Polystyrene nanoplastics alter the ecotoxicological effects of diclofenac on freshwater microalgae Scenedesmus obliquus†

Due to the escalating risk of plastic pollution, nanoplastics have attracted considerable attention in the recent past. They can co-exist and interact with other contaminants like pharmaceuticals in the aquatic environment. Therefore, it is pertinent to understand how these pollutants interact with one another in the ecosystem. The current study examined the individual and combined effects of fluorescent polystyrene nanoplastics (FNPs) and diclofenac (DCF) on Scenedesmus obliquus using a full factorial design. The toxicity of S. obliquus significantly increased in a dose-dependent manner upon exposure to pristine forms of DCF and FNPs. The major cause of individual toxicity of DCF and FNPs in S. obliquus was oxidative stress. In the combined toxicity tests when FNPs (0.01, 0.1, and 1 mg L⁻¹) and DCF (1 mg L⁻¹) were mixed, a synergistic effect was noted compared to the respective pristine FNPs. However, when the DCF concentration in the mixture was decreased to 0.25 mg L⁻¹, the combined toxicity with FNPs (0.01, 0.1, and 1 mg L⁻¹) reduced indicating an antagonistic effect. The independent action model also showed an antagonistic effect for low-dose combinations of DCF and a synergistic effect for high-dose combinations.
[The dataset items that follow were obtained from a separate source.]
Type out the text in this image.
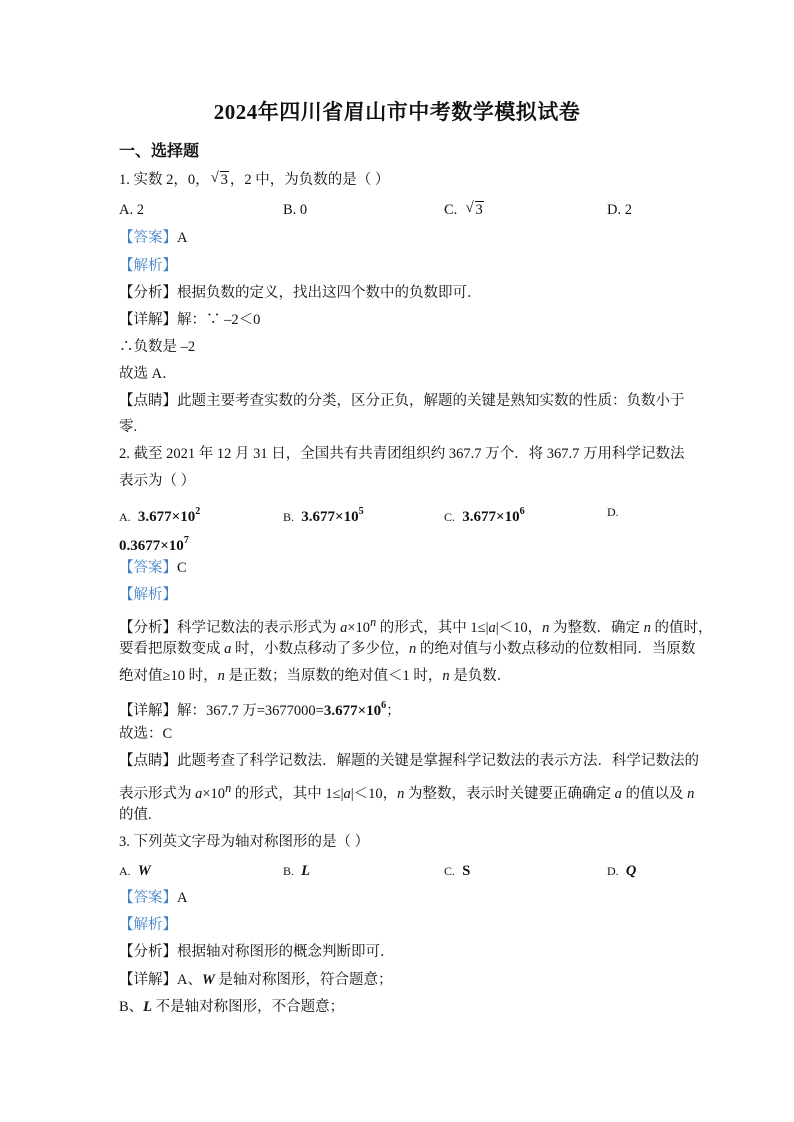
2024年四川省眉山市中考数学模拟试卷
一、选择题
1. 实数 2，0， √ 3 ，2 中，为负数的是（ ）
A. 2	B. 0	C. √ 3	D. 2
【答案】A
【解析】
【分析】根据负数的定义，找出这四个数中的负数即可．
【详解】解：∵ –2＜0
∴负数是 –2
故选 A．
【点睛】此题主要考查实数的分类，区分正负，解题的关键是熟知实数的性质：负数小于
零.
2. 截至 2021 年 12 月 31 日，全国共有共青团组织约 367.7 万个．将 367.7 万用科学记数法
表示为（ ）
A. $3.677\times 10^2$	B. $3.677\times 10^5$	C. $3.677\times 10^6$	D.
$0.3677\times 10^7$
【答案】C
【解析】
【分析】科学记数法的表示形式为 $a\times 10^n$ 的形式，其中 1≤|a|＜10，n 为整数．确定 n 的值时，
要看把原数变成 a 时，小数点移动了多少位，n 的绝对值与小数点移动的位数相同．当原数
绝对值≥10 时，n 是正数；当原数的绝对值＜1 时，n 是负数．
【详解】解：367.7 万$=3677000=3.677\times 10^6$；
故选：C
【点睛】此题考查了科学记数法．解题的关键是掌握科学记数法的表示方法．科学记数法的
表示形式为 $a\times 10^n$ 的形式，其中 1≤|a|＜10，n 为整数，表示时关键要正确确定 a 的值以及 n
的值.
3. 下列英文字母为轴对称图形的是（ ）
A. W	B. L	C. S	D. Q
【答案】A
【解析】
【分析】根据轴对称图形的概念判断即可．
【详解】A、W 是轴对称图形，符合题意；
B、L 不是轴对称图形，不合题意；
The estimation of oxidative stress parameters, antioxidant enzyme activity, and photosynthetic pigment content in the algae further validated the cytotoxicity data. The mean hydrodynamic diameter and surface charge analyses further indicated that the colloidal stability of the FNPs in the medium was affected when they were combined with DCF. The key reason for differences in the cytotoxicity of combinations could be observed variations in the aggregation of FNPs and differential adsorption patterns of DCF on the FNPs. These factors efficiently altered cell–particle interactions in the mixture demonstrating a hormesis effect. Thus, this current study highlighted the hazardous nature of the nanoplastics and their co-exposure risks with pharmaceuticals on microalgae in freshwater environments.